Avverso il citato provvedimento ha proposto ricorso per Cassazione, tramite il difensore di fiducia, DA, il quale ripropone la questione di legittimità costituzionale dell'art. 4 bis legge 354/1975, così come modificato dall'art. 4, comma 1, della legge 23.12.2002 n. 279, per violazione dell'art. 3 Cost, nella parte in cui la collaborazione condiziona l'ammissibilità ai permessi premio e alle misure alternative anche se il reato è stato commesso prima dell'entrata in vigore della legge (d.l.

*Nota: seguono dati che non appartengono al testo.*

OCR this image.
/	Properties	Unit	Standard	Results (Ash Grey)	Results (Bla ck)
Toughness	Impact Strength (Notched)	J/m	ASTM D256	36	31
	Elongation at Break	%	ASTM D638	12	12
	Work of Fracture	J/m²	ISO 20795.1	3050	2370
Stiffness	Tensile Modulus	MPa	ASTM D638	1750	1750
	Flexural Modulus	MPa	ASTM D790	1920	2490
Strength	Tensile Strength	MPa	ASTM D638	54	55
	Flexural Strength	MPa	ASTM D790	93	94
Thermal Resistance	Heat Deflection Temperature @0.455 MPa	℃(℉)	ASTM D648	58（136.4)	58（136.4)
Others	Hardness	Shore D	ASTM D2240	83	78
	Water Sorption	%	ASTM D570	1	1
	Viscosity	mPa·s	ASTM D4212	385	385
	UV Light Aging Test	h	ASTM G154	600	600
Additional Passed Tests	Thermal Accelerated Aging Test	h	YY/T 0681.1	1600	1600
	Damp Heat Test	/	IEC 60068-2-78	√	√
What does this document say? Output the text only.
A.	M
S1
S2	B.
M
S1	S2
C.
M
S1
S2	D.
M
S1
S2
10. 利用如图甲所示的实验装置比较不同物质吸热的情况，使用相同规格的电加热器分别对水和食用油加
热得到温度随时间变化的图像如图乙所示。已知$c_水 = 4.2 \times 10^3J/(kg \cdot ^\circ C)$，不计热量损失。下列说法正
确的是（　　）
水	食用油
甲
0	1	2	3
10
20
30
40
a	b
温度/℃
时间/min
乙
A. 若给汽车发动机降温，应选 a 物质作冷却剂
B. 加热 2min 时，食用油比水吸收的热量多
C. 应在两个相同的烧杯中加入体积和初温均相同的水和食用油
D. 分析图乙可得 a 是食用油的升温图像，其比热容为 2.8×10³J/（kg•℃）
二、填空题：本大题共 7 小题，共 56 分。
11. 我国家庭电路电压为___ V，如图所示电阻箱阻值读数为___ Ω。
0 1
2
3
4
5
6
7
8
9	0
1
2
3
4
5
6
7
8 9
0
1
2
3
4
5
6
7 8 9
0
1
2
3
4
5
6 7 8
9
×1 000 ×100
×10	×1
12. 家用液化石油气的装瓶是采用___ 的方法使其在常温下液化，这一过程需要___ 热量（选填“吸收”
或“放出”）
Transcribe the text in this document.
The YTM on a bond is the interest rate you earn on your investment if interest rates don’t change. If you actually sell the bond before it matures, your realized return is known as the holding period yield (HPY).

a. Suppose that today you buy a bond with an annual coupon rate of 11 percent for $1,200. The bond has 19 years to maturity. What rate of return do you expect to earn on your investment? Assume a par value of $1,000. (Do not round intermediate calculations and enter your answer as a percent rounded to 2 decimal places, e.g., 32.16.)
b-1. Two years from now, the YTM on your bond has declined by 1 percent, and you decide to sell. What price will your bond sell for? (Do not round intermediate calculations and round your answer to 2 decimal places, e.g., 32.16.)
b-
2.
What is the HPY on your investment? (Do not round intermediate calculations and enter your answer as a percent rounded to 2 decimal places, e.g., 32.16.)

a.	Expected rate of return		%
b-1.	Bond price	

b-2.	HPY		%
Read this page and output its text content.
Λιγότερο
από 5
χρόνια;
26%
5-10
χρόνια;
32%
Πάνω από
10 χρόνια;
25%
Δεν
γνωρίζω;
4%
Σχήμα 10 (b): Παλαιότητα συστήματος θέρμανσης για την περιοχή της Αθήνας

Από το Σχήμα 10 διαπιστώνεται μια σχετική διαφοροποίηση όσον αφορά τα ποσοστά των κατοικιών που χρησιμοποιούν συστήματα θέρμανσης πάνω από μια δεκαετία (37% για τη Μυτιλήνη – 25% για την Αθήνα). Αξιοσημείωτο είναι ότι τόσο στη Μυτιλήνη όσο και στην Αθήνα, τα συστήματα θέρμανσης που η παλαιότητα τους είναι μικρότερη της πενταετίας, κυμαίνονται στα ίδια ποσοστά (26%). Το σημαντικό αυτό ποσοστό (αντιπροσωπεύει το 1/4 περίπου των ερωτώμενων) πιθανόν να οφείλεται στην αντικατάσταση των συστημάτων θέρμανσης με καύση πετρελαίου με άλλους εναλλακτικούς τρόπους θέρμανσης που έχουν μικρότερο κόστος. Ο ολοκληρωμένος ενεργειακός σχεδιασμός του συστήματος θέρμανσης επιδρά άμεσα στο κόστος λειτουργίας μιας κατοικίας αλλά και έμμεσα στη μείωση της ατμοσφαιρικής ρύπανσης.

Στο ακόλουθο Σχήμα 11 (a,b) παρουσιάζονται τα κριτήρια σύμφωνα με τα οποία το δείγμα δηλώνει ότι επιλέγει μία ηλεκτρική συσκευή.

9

8.6.1992 n. 306) che ha introdotto detto requisito.
OSSERVA IN DIRITTO
Il ricorso non è fondato.
Preliminarmente il Collegio osserva che è ammissibile il ricorso per Cassazione fondato esclusivamente su una questione di legittimità costituzionale di una norma di cui debba essere fatta applicazione nel procedimento, in quanto il ricorrente, attraverso la prospettazione della stessa, tende a rimuovere uno dei punti della sentenza impugnata allo scopo di conseguire, attraverso la dichiarazione di illegittimità costituzionale della norma denunciata, un effetto corrispondente al suo interesse (Sez. 6^, 16.3.2000, n. 0 6121, ric. P.M. e Santiniello ed altri, riv. 220524). Le norme che disciplinano i benefici penitenziari non possono essere considerate norme penali sostanziali, in quanto esse non attengono alla cognizione del reato e al relativo trattamento sanzionatorio, ma riguardano esclusivamente le modalità esecutive della pena. Rispetto ad esse, quindi, non trovano applicazione ne' il principio costituzionale di cui all'art. 25 della Costituzione ne' il disposto dell'art. 2 c.p. (Sez. 1^, 17.11.1999, n. 0 6297, ric. Brunetto, riv. 215217; Corte Costituzionale, sent. 20.7.2001 n. 273; ordinanza 23.7.2001 n. 280). Il requisito della collaborazione con la giustizia si configura, pertanto, non irragionevolmente, come un criterio di accertamento dell'avvenuta rescissione dei collegamenti criminali, a sua volta condizione necessaria, anche se non sufficiente, per valutare il venir meno della pericolosità sociale ed i risultati del percorso di rieducazione e recupero del condannato, cui la legge subordina l'ammissione ai benefici penitenziali.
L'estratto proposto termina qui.